Once I understood this, I started telling myself, “I’m good at organizing,” “I’m good at math.” I can’t wait to see how I change. Growing up I wasn’t bad at math, but next to my other subjects it was my weak spot. And honestly, I think modern Chinese society plays a part in that. People there are intensely competitive, so they carry a “definitive” mindset — splitting kids cleanly into “arts” and “sciences” while Western countries are raising theirs to be well-rounded.
In mainland China, people believe you have to firmly sort yourself into the humanities track or the science track, and that black-or-white, either/or thinking is everywhere. It wasn’t until I came to America that I slowly shifted: a person can be well-rounded. And to grow into a whole person, you have to break the frame. I noticed the same pattern when I looked across modern Chinese history. In the Deng Xiaoping era, during the new wave of Reform and Opening Up, the Chinese Communist Party wanted to rescue the economy and improve people’s lives, and Deng said, “It doesn’t matter whether the cat is white or black — as long as it catches mice, it’s a good cat.” Back then the private economy took off, minds opened up, and literature and art flourished. The Mao and Xi eras were comparatively more closed. Humans are tribal animals, and inside a big enough environment, propaganda sinks deep — just like advertising. The only real difference is whether the message is political or commercial.
That’s the macro view. On the micro level, our parents shape us just as much. In the episode, Emily shared that her parents’ relationship wasn’t good, and it shaped her romantic life. Because she’d never seen a healthy intimate relationship up close, her brain didn’t know what one felt like — so even when a good partner came along, the unfamiliarity made her read “good” as unpredictable, sometimes even unsafe.

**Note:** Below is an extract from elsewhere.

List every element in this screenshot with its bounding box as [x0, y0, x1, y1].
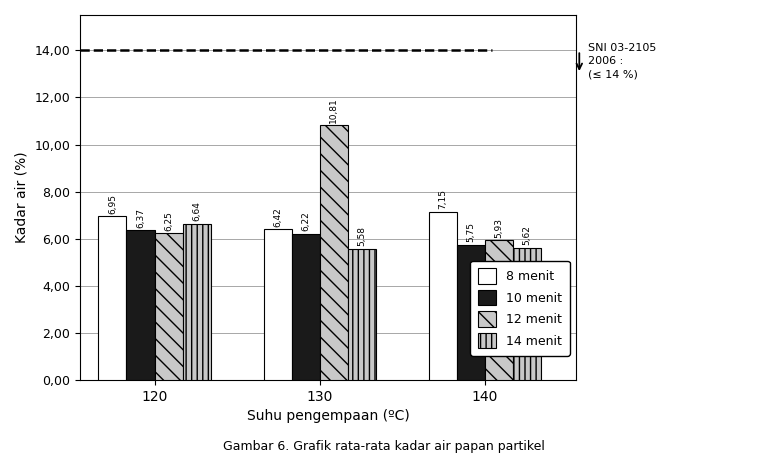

That part really resonated. My parents’ relationship isn’t great either, and the kicker is that they won’t divorce — they say it’s for the kids. But decades of simply coexisting isn’t good for the children. Emily said that once she recognized this in herself, she began speaking to herself in the voice of her ideal partner — calling herself “hey babe,” or taking herself on the kind of date she’d want to be taken on.
That’s something I need to learn and practice. It’s not that good dates don’t exist; it’s that my brain hasn’t lived one yet. So to get ready, we should study what healthy relationships actually look like and rehearse them in our minds first — that way, when the real thing shows up, we’ll know how to meet it.
Manifesting is probably the same idea. When I was on Oahu, my good friend Gonzi would drive me through the expensive neighborhoods and take me on a spin past the beautiful houses, so my brain could taste what it feels like to own a place with a mountain-and-ocean view. From there I can build a “to-be list” — and once I have a to-be list, I can start working on the to-do list.